The method :meth:`getnames` retrieve those names.


.. index::
   pair: robjects;REnvironment
   pair: robjects;globalEnv

:class:`RArray`
---------------

In `R`, arrays are simply vectors with a dimension attribute. That fact
was reflected in the class hierarchy with :class:`robjects.RArray` inheriting
from :class:`robjects.RVector`.

:class:`RMatrix`
----------------

A :class:`RMatrix` is a special case of :class:`RArray`.


.. _robjects-dataframes:

Data frames
-----------


Data frames are important data structures in R, as they are used to
represent a data to analyze in a study in a relatively 
large nunmber of cases.

A data frame can be thought of as a tabular representation of data,
with one variable per column, and one data point per row. Each column
is an R vector, which implies one type for all elements
in one given column, and which allows for possibly different types across
different columns.


In :mod:`rpy2.robjects`, 
:class:`RDataFrame` represents the `R` class `data.frame`.

Creating an :class:`RDataFrame` can be done by:

* Using the constructor for the class

* Create the data.frame through R

The constructor for :class:`RDataFrame` accepts either a 
:class:`rinterface.SexpVector` 
(with :attr:`typeof` equal to *VECSXP*, that is an R `list`)
or an instance of class :class:`rpy2.rlike.container.TaggedList`.

>>> robjects.RDataFrame()


Creating the data.frame in R can be achieved in numerous ways,
as many R functions do return a data.frame.
In this example, will use the R function `data.frame()`, that
constructs a data.frame from named arguments

>>> d = {'value': robjects.IntVector((1,2,3)),
         'letter': robjects.StrVector(('x', 'y', 'z'))}
>>> dataf = robjects.r['data.frame'](**d)
>>> dataf.colnames()
c("letter", "value")

.. note::
   The order of the columns `value` and `letter` cannot be conserved,
   since we are using a Python dictionnary. This difference between
   R and Python can be resolved by using TaggedList instances
   (XXX add material about that).

.. autoclass:: rpy2.robjects.RDataFrame
   :show-inheritance:
   :members:


.. _robjects-environments:

Environments
============

R environments can be described to the Python user as
an hybrid of a dictionary and a scope.

The first of all environments is called the Global Environment,
that can also be referred to as the R workspace.
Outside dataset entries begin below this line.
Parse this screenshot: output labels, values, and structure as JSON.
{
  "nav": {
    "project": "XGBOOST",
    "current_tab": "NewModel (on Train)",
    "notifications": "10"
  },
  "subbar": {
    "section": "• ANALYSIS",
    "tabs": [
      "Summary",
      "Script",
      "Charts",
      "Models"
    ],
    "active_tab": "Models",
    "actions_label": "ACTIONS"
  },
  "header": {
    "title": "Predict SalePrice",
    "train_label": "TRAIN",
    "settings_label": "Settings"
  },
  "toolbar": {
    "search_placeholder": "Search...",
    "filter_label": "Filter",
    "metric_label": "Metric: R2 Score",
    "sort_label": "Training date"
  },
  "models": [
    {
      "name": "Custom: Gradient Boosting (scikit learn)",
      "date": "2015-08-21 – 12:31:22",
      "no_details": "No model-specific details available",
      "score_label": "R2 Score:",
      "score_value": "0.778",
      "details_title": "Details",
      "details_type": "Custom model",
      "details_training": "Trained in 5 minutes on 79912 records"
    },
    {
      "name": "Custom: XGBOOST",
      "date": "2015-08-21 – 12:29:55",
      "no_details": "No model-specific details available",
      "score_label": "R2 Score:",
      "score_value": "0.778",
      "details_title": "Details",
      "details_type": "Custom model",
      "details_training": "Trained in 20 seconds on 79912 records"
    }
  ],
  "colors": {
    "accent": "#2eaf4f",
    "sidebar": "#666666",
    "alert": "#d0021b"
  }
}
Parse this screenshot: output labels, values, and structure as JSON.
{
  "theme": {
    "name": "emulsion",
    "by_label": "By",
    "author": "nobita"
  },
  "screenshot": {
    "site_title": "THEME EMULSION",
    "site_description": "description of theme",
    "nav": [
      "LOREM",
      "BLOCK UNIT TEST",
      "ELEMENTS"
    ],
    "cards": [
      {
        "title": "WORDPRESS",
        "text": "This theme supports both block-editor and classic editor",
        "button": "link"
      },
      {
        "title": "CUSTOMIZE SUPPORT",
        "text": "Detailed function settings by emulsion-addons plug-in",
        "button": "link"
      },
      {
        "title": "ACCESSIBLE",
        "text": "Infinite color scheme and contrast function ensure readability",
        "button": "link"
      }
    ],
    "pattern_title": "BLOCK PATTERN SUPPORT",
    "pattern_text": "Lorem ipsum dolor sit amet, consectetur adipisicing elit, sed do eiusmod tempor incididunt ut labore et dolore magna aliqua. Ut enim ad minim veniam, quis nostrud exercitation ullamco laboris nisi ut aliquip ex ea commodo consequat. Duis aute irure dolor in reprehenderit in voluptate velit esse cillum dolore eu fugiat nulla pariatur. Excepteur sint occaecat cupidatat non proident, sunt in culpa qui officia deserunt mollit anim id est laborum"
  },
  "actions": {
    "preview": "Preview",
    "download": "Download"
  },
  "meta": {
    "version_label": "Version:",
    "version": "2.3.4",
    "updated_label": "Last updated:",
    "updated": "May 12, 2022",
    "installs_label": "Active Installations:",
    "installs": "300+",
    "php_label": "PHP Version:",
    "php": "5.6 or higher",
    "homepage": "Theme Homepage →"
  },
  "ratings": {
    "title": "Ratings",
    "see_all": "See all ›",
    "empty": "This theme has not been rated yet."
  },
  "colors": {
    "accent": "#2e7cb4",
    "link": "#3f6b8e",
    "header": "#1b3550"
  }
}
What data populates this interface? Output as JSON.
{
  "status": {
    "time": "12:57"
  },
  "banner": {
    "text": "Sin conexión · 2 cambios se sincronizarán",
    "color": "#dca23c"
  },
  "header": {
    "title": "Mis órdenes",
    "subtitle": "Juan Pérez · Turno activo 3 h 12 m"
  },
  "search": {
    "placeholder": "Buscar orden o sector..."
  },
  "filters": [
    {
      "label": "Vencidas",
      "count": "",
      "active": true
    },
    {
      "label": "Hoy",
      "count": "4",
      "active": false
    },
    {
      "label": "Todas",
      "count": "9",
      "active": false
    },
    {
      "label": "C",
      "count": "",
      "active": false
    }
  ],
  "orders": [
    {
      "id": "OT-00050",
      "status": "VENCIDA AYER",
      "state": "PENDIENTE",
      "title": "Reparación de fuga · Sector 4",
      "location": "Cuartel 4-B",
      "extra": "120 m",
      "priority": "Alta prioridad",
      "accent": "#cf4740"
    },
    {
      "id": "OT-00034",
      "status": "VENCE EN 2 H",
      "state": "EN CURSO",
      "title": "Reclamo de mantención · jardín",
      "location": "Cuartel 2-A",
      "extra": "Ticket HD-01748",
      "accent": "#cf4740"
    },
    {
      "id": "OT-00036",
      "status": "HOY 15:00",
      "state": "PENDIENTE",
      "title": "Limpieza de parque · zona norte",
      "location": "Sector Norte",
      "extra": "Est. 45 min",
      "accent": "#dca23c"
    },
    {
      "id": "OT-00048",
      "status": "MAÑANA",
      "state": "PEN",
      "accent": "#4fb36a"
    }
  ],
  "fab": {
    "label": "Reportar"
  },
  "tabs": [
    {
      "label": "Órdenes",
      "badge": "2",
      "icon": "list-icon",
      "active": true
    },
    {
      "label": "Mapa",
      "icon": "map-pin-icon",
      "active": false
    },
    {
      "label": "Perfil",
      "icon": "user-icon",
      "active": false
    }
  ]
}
>>> globalEnv = robjects.globalEnv


An R environment in RPy2 can be seen as a kind of Python
dictionnary.

Assigning a value to a symbol in an environment has been
made as simple as assigning a value to a key in a Python
dictionary:

>>> robjects.r.ls(globalEnv)
>>> globalEnv["a"] = 123
>>> robjects.r.ls(globalEnv)


Care must be taken when assigning objects into an environment
such as the Global Environment, as this can hide other objects
with an identical name.
The following example should make one measure that this can mean
trouble if no care is taken:

>>> globalEnv["pi"] = 123
>>> robjects.r.pi
123L
>>>
>>> robjects.r.rm("pi")
>>> robjects.r.pi
3.1415926535897931

The class inherits from the class
:class:`rpy2.rinterface.SexpEnvironment`.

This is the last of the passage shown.